Catch-up: Summer 2013 Purple Patch

I've just gotten back home after 2.5 weeks climbing at the brilliant Red River Gorge and jet lag is giving me the chance to reflect on what has been a superb year for me. I'll scribble something about the Red shortly, but in the meantime, it would be remiss to not summerise (see what i did there?) what's been going on in my little world for the last 4 months.

After two 6 month training cycles devised by coach Randall, much hard work, sweat and not a little lost skin, I'm happy to report the effort was worth it and I broke through my plateau and climbed two contrasting f8b routes over the summer. No big thing in a world of Ondra 9b+ and Megos 9a onsights, but a personal triumph to regain a standard i had previously only just scraped my way up whilst studying climbing full time during my PhD.

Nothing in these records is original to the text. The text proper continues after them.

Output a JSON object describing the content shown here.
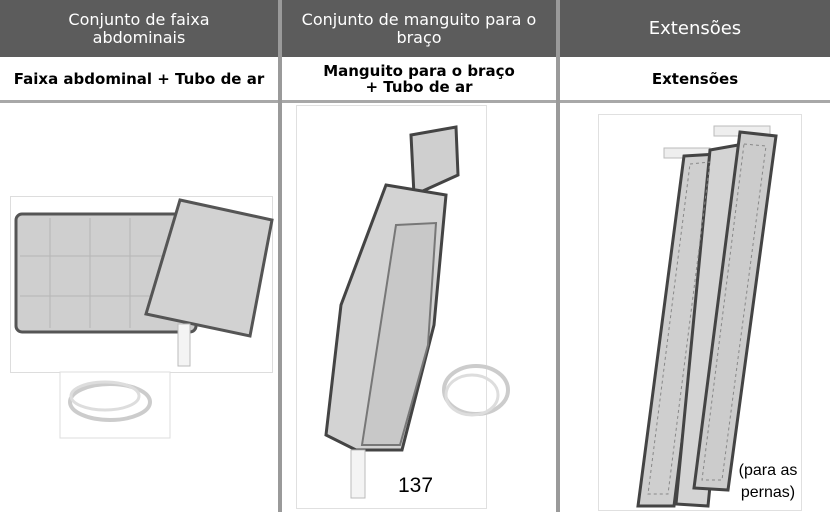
{
  "table": {
    "headers": [
      "Conjunto de faixa abdominais",
      "Conjunto de manguito para o braço",
      "Extensões"
    ],
    "rows": [
      [
        "Faixa abdominal + Tubo de ar",
        "Manguito para o braço + Tubo de ar",
        "Extensões"
      ]
    ]
  },
  "annotation": "(para as pernas)",
  "page_number": "137"
}
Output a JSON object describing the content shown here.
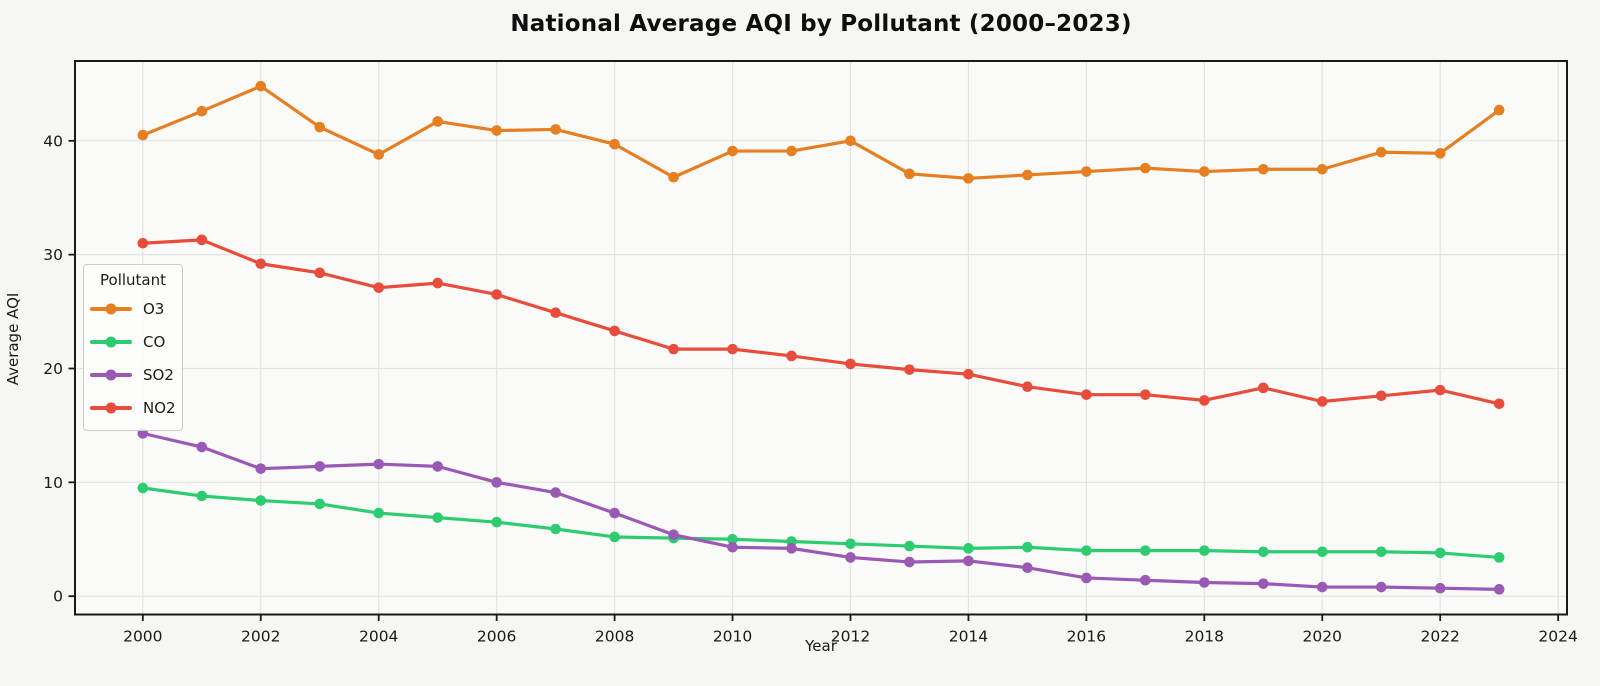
{
  "chart_data": {
    "type": "line",
    "title": "National Average AQI by Pollutant (2000–2023)",
    "xlabel": "Year",
    "ylabel": "Average AQI",
    "legend_title": "Pollutant",
    "legend_position": "center left",
    "grid": true,
    "x": [
      2000,
      2001,
      2002,
      2003,
      2004,
      2005,
      2006,
      2007,
      2008,
      2009,
      2010,
      2011,
      2012,
      2013,
      2014,
      2015,
      2016,
      2017,
      2018,
      2019,
      2020,
      2021,
      2022,
      2023
    ],
    "series": [
      {
        "name": "O3",
        "color": "#E67E22",
        "values": [
          40.5,
          42.6,
          44.8,
          41.2,
          38.8,
          41.7,
          40.9,
          41.0,
          39.7,
          36.8,
          39.1,
          39.1,
          40.0,
          37.1,
          36.7,
          37.0,
          37.3,
          37.6,
          37.3,
          37.5,
          37.5,
          39.0,
          38.9,
          42.7
        ]
      },
      {
        "name": "CO",
        "color": "#2ECC71",
        "values": [
          9.5,
          8.8,
          8.4,
          8.1,
          7.3,
          6.9,
          6.5,
          5.9,
          5.2,
          5.1,
          5.0,
          4.8,
          4.6,
          4.4,
          4.2,
          4.3,
          4.0,
          4.0,
          4.0,
          3.9,
          3.9,
          3.9,
          3.8,
          3.4
        ]
      },
      {
        "name": "SO2",
        "color": "#9B59B6",
        "values": [
          14.3,
          13.1,
          11.2,
          11.4,
          11.6,
          11.4,
          10.0,
          9.1,
          7.3,
          5.4,
          4.3,
          4.2,
          3.4,
          3.0,
          3.1,
          2.5,
          1.6,
          1.4,
          1.2,
          1.1,
          0.8,
          0.8,
          0.7,
          0.6
        ]
      },
      {
        "name": "NO2",
        "color": "#E74C3C",
        "values": [
          31.0,
          31.3,
          29.2,
          28.4,
          27.1,
          27.5,
          26.5,
          24.9,
          23.3,
          21.7,
          21.7,
          21.1,
          20.4,
          19.9,
          19.5,
          18.4,
          17.7,
          17.7,
          17.2,
          18.3,
          17.1,
          17.6,
          18.1,
          16.9
        ]
      }
    ],
    "xticks": [
      2000,
      2002,
      2004,
      2006,
      2008,
      2010,
      2012,
      2014,
      2016,
      2018,
      2020,
      2022,
      2024
    ],
    "yticks": [
      0,
      10,
      20,
      30,
      40
    ],
    "xlim": [
      1998.85,
      2024.15
    ],
    "ylim": [
      -1.61,
      47.01
    ],
    "colors": {
      "figure_bg": "#f6f6f3",
      "plot_bg": "#fafaf8",
      "grid": "#e3e3e0",
      "spine": "#1a1a1a",
      "tick_text": "#1a1a1a"
    }
  }
}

To paraphrase Lord Tennyson, "in the spring, a young man's fancy lightly turns to thoughts of Kilnsey" and for the last 5 years, as soon as the clocks change and the evenings grow longer, I have started weekly after work pilgrimages to the mecca of steep Yorkshire sport climbing. This year the arrival of Kilnsey season coincided with a purple patch in my climbing which had started with an ascent of The Prow, Raven Tor.

On numerous occasions over the last 5 years, I had gotten to the very apex of "the snor", only to be spat from the final roof, cursing blood engorged forearms and anchor like rope drag. Then one cloudy Saturday afternoon in June I sauntered up the lower pitch, shook-out mid-crux of the second (where previously I fought a near terminal pump) and casually arrived at the shake-out below the roof. With mere warm-up pulse and breathing rates, I knew this time they'd be a different outcome.

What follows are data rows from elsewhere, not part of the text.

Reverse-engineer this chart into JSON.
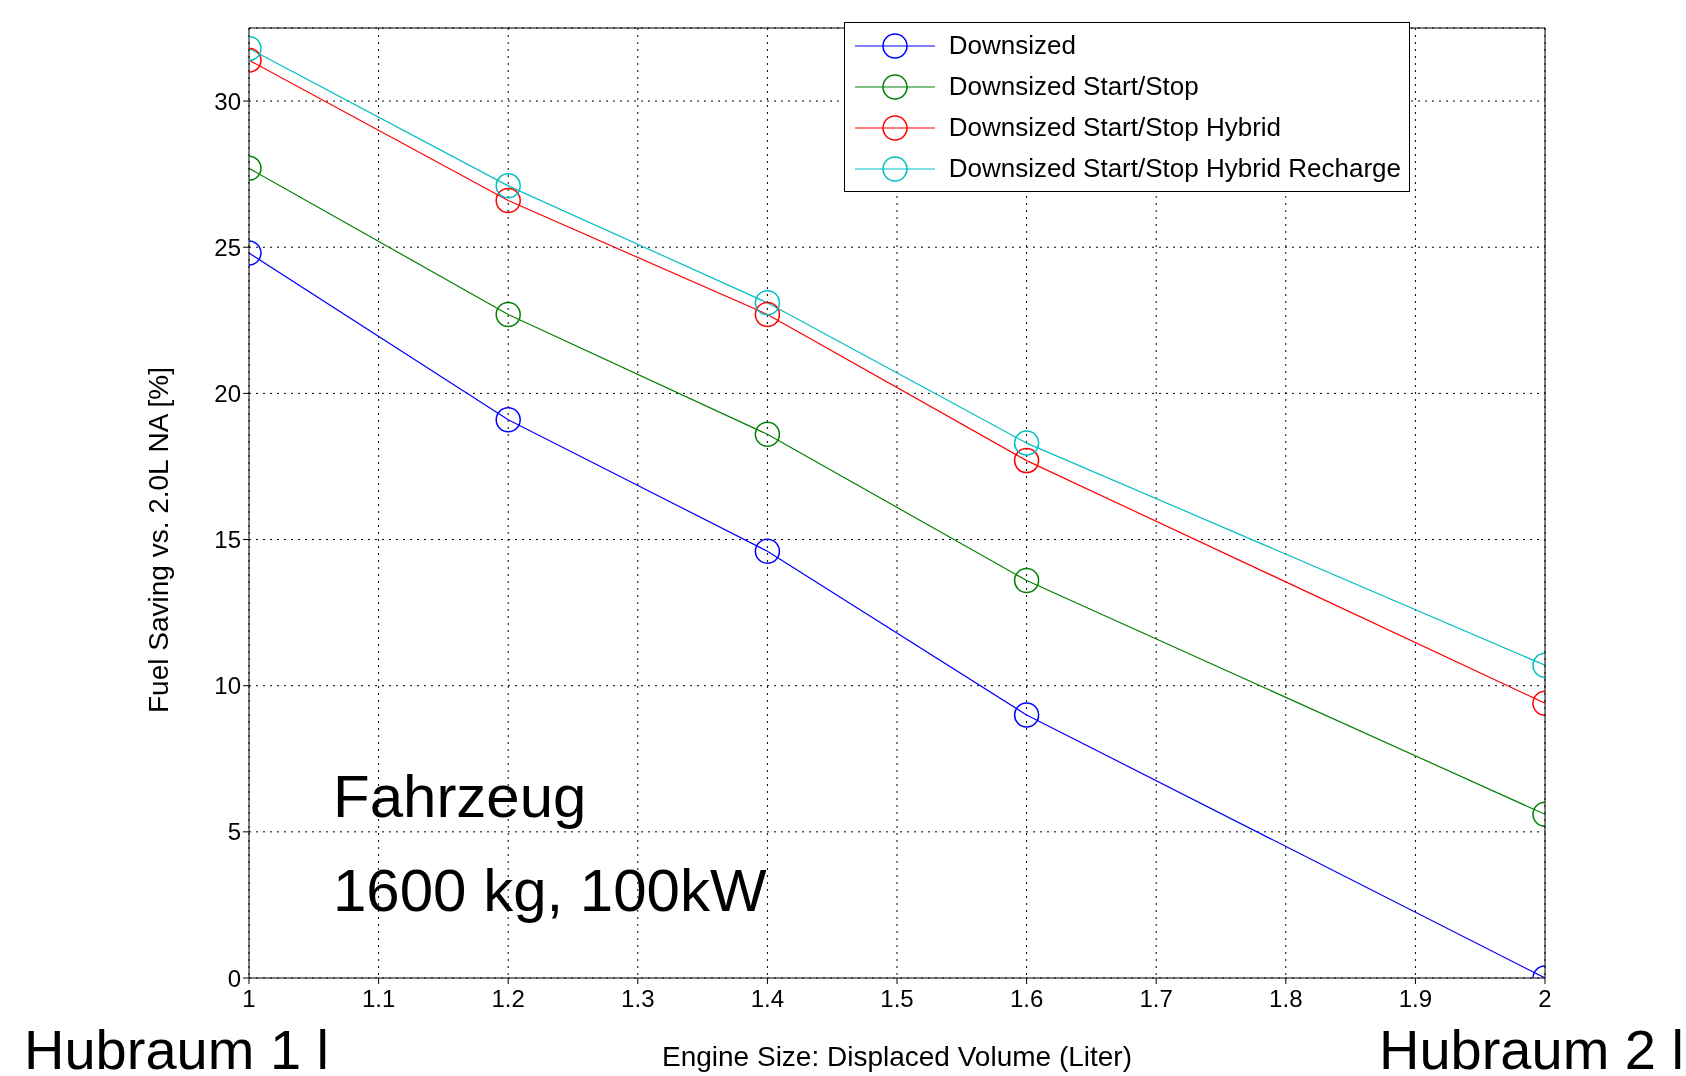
{
  "chart_data": {
    "type": "line",
    "xlabel": "Engine Size: Displaced Volume (Liter)",
    "ylabel": "Fuel Saving vs. 2.0L NA [%]",
    "x": [
      1,
      1.2,
      1.4,
      1.6,
      2
    ],
    "series": [
      {
        "name": "Downsized",
        "color": "#0000ff",
        "values": [
          24.8,
          19.1,
          14.6,
          9.0,
          0
        ]
      },
      {
        "name": "Downsized Start/Stop",
        "color": "#008000",
        "values": [
          27.7,
          22.7,
          18.6,
          13.6,
          5.6
        ]
      },
      {
        "name": "Downsized Start/Stop Hybrid",
        "color": "#ff0000",
        "values": [
          31.4,
          26.6,
          22.7,
          17.7,
          9.4
        ]
      },
      {
        "name": "Downsized Start/Stop Hybrid Recharge",
        "color": "#00bfbf",
        "values": [
          31.8,
          27.1,
          23.1,
          18.3,
          10.7
        ]
      }
    ],
    "xlim": [
      1,
      2
    ],
    "xticks": [
      1,
      1.1,
      1.2,
      1.3,
      1.4,
      1.5,
      1.6,
      1.7,
      1.8,
      1.9,
      2
    ],
    "ylim": [
      0,
      32.5
    ],
    "yticks": [
      0,
      5,
      10,
      15,
      20,
      25,
      30
    ],
    "grid": true,
    "legend": "top right",
    "marker": "circle",
    "line_style": "solid",
    "annotations": [
      "Fahrzeug",
      "1600 kg, 100kW",
      "Hubraum 1 l",
      "Hubraum 2 l"
    ]
  }
}
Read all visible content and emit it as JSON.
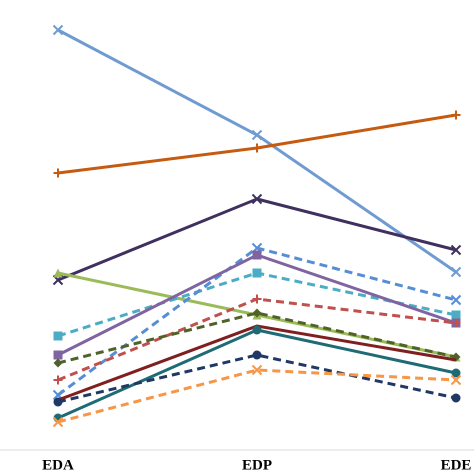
{
  "chart_data": {
    "type": "line",
    "categories": [
      "EDA",
      "EDP",
      "EDE"
    ],
    "ylim": [
      0,
      430
    ],
    "series": [
      {
        "color": "#6f9bd1",
        "marker": "x",
        "dashed": false,
        "values": [
          420,
          315,
          178
        ]
      },
      {
        "color": "#c55a11",
        "marker": "plus",
        "dashed": false,
        "values": [
          277,
          302,
          335
        ]
      },
      {
        "color": "#403060",
        "marker": "x",
        "dashed": false,
        "values": [
          170,
          251,
          200
        ]
      },
      {
        "color": "#9bbb59",
        "marker": "triangle",
        "dashed": false,
        "values": [
          177,
          135,
          93
        ]
      },
      {
        "color": "#4bacc6",
        "marker": "square",
        "dashed": true,
        "values": [
          114,
          177,
          135
        ]
      },
      {
        "color": "#558ed5",
        "marker": "x",
        "dashed": true,
        "values": [
          55,
          202,
          150
        ]
      },
      {
        "color": "#8064a2",
        "marker": "square",
        "dashed": false,
        "values": [
          95,
          195,
          127
        ]
      },
      {
        "color": "#c0504d",
        "marker": "plus",
        "dashed": true,
        "values": [
          70,
          151,
          127
        ]
      },
      {
        "color": "#4f6228",
        "marker": "diamond",
        "dashed": true,
        "values": [
          87,
          137,
          93
        ]
      },
      {
        "color": "#7f1f1f",
        "marker": "none",
        "dashed": false,
        "values": [
          50,
          124,
          90
        ]
      },
      {
        "color": "#1f6b75",
        "marker": "circle",
        "dashed": false,
        "values": [
          32,
          120,
          77
        ]
      },
      {
        "color": "#1f3864",
        "marker": "circle",
        "dashed": true,
        "values": [
          48,
          95,
          52
        ]
      },
      {
        "color": "#f79646",
        "marker": "x",
        "dashed": true,
        "values": [
          28,
          80,
          70
        ]
      }
    ]
  }
}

Cold Steal was also a previous nemesis, but like before, it relented with surprising ease and I set my sights firmly on the f8b extension; "Stolen". My memories of "Stolen" from previous years were of powerful, reachy climbing immediately above "Cold Steal"'s belay, relenting at the sanctuary of a deep break line 20ft above, before a further section of steep, pumpy climbing and a potential heart-break finish just below the chains.

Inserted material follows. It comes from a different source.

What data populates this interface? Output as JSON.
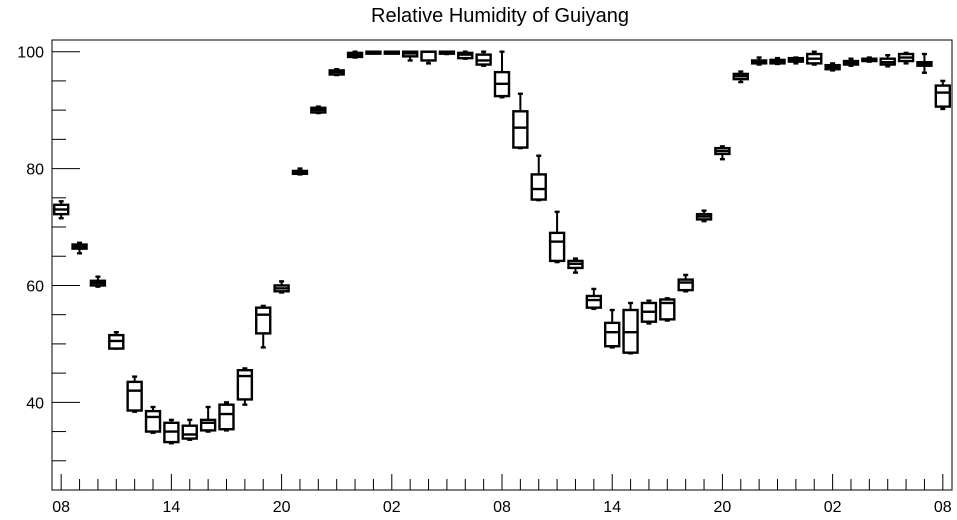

This year it felt different; a tweak from a heel hook to a high toe tamed one of the long moves and a couple of extra foot shuffles reduced the Wattage of a powerful cross-over swung; both swinging the odds in my favour.

Or was it the training?

The day I did Stolen, I hadn't even planned to go on redpoint; a problematic clip posed an age old dilemma; clip and power out, or quest on and take the mega lob?  I set off up Cold Steal with the intention of sampling one of these options; only the answer was neither - tired, but feeling aloof and with a trusted belayer, I skipped the clip, set-up for the BIG move, slouched hesitantly then decided to lay one anyway (more slack for a bigger and softer fall my playful side said) and - BOOSH! Caught it!

Later that day, as promised to my belayer, we climbed in the sun on the right-wing of Malham and made a beeline for the Listers Arms when the midge became too much to bear; even these little blighters, nor the terrifyingly and dirty first pitch of Carnage couldn't dent the euphoria of my successful ascent.